Estando ya bajo el agua, Jean vio de repente, detrás de él, una enorme ballena de dieciocho metros de largo. El gigantesco mamífero abrió la boca y se abalanzó sobre él. En un instante Jean estaba en las fauces de la ballena.
Sintió un dolor agudo y pensó que la ballena lo había cortado en dos de un mordisco. Sólo tuvo tiempo para elevar una ligera plegaria: «¡Dios mío, ayúdame!» Por alguna razón extraña la ballena no se lo tragó, sino que lo expulsó de la boca. El buzo, aunque herido, logró maniobrar desesperadamente y alejarse del cetáceo. «Yo no creía en la historia bíblica de Jonás —les dijo después a los periodistas—, pero ahora sí creo.»
Cuando clamamos a Dios desde el fondo de nuestra desesperación, Él puede ayudarnos. Aun dentro de las fauces de una ballena, Dios puede salvarnos. Sólo hay que clamar con fe, confiados en que Dios nos rescatará, y esperar.
cuando experimentamos alguna calamidad en la vida, ese suceso puede inclinarnos a la fe. La célebre historia bíblica de Jonás, que Jean Lantan nunca creyó, ahora se le hacía muy factible. Él también estuvo, si no en el vientre, por lo menos en la boca de una ballena.
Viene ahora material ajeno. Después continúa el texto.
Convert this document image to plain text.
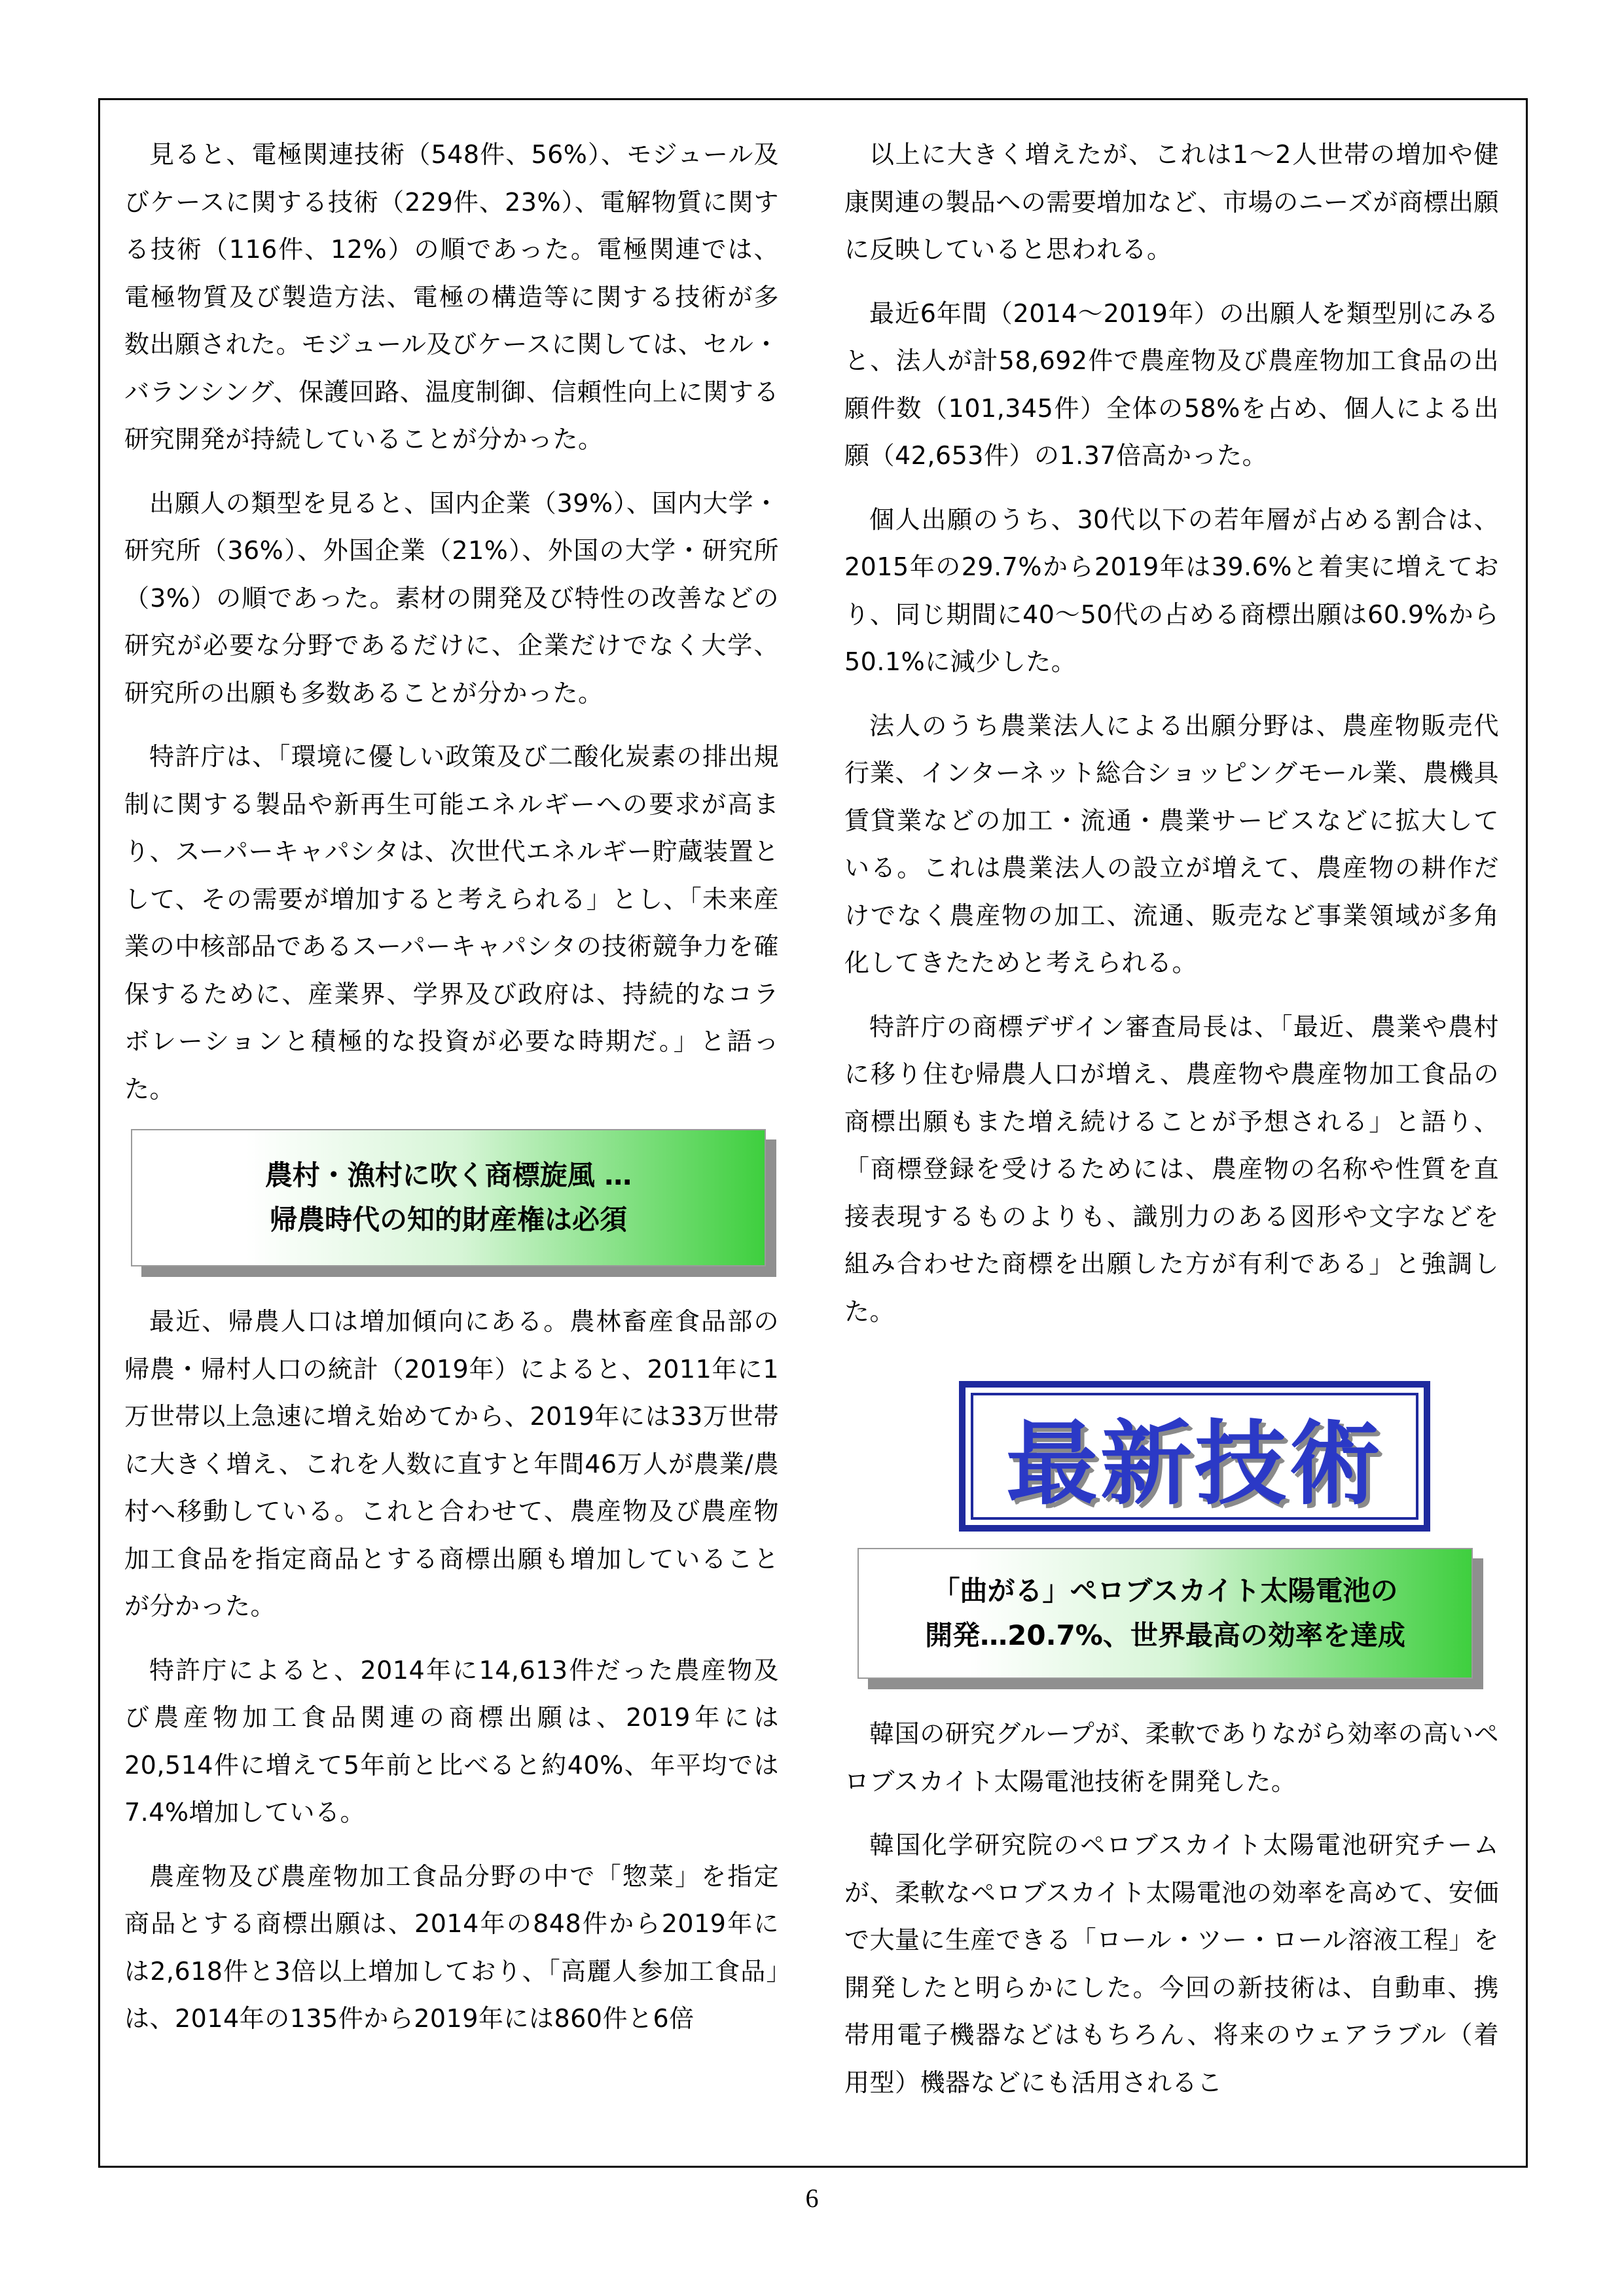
見ると、電極関連技術（548件、56%）、モジュール及びケースに関する技術（229件、23%）、電解物質に関する技術（116件、12%）の順であった。電極関連では、電極物質及び製造方法、電極の構造等に関する技術が多数出願された。モジュール及びケースに関しては、セル・バランシング、保護回路、温度制御、信頼性向上に関する研究開発が持続していることが分かった。

出願人の類型を見ると、国内企業（39%）、国内大学・研究所（36%）、外国企業（21%）、外国の大学・研究所（3%）の順であった。素材の開発及び特性の改善などの研究が必要な分野であるだけに、企業だけでなく大学、研究所の出願も多数あることが分かった。

特許庁は、「環境に優しい政策及び二酸化炭素の排出規制に関する製品や新再生可能エネルギーへの要求が高まり、スーパーキャパシタは、次世代エネルギー貯蔵装置として、その需要が増加すると考えられる」とし、「未来産業の中核部品であるスーパーキャパシタの技術競争力を確保するために、産業界、学界及び政府は、持続的なコラボレーションと積極的な投資が必要な時期だ。」と語った。

農村・漁村に吹く商標旋風 …
帰農時代の知的財産権は必須

最近、帰農人口は増加傾向にある。農林畜産食品部の帰農・帰村人口の統計（2019年）によると、2011年に1万世帯以上急速に増え始めてから、2019年には33万世帯に大きく増え、これを人数に直すと年間46万人が農業/農村へ移動している。これと合わせて、農産物及び農産物加工食品を指定商品とする商標出願も増加していることが分かった。

特許庁によると、2014年に14,613件だった農産物及び農産物加工食品関連の商標出願は、2019年には20,514件に増えて5年前と比べると約40%、年平均では7.4%増加している。

農産物及び農産物加工食品分野の中で「惣菜」を指定商品とする商標出願は、2014年の848件から2019年には2,618件と3倍以上増加しており、「高麗人参加工食品」は、2014年の135件から2019年には860件と6倍

以上に大きく増えたが、これは1～2人世帯の増加や健康関連の製品への需要増加など、市場のニーズが商標出願に反映していると思われる。

最近6年間（2014～2019年）の出願人を類型別にみると、法人が計58,692件で農産物及び農産物加工食品の出願件数（101,345件）全体の58%を占め、個人による出願（42,653件）の1.37倍高かった。

個人出願のうち、30代以下の若年層が占める割合は、2015年の29.7%から2019年は39.6%と着実に増えており、同じ期間に40～50代の占める商標出願は60.9%から50.1%に減少した。

法人のうち農業法人による出願分野は、農産物販売代行業、インターネット総合ショッピングモール業、農機具賃貸業などの加工・流通・農業サービスなどに拡大している。これは農業法人の設立が増えて、農産物の耕作だけでなく農産物の加工、流通、販売など事業領域が多角化してきたためと考えられる。

特許庁の商標デザイン審査局長は、「最近、農業や農村に移り住む帰農人口が増え、農産物や農産物加工食品の商標出願もまた増え続けることが予想される」と語り、「商標登録を受けるためには、農産物の名称や性質を直接表現するものよりも、識別力のある図形や文字などを組み合わせた商標を出願した方が有利である」と強調した。

最新技術
「曲がる」ペロブスカイト太陽電池の
開発…20.7%、世界最高の効率を達成

韓国の研究グループが、柔軟でありながら効率の高いペロブスカイト太陽電池技術を開発した。

韓国化学研究院のペロブスカイト太陽電池研究チームが、柔軟なペロブスカイト太陽電池の効率を高めて、安価で大量に生産できる「ロール・ツー・ロール溶液工程」を開発したと明らかにした。今回の新技術は、自動車、携帯用電子機器などはもちろん、将来のウェアラブル（着用型）機器などにも活用されるこ

6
Muchos en la actualidad, si bien disfrutan de salud y bienestar, no sienten la necesidad de acercarse a Dios. Pero en momentos de peligro, instintivamente claman al Único que puede salvarlos. Por eso es tan importante que vivamos siempre cerca de Dios. No es suficiente sólo buscarlo en momentos de apuro. Debemos mantener la comunicación abierta con Él en todo momento.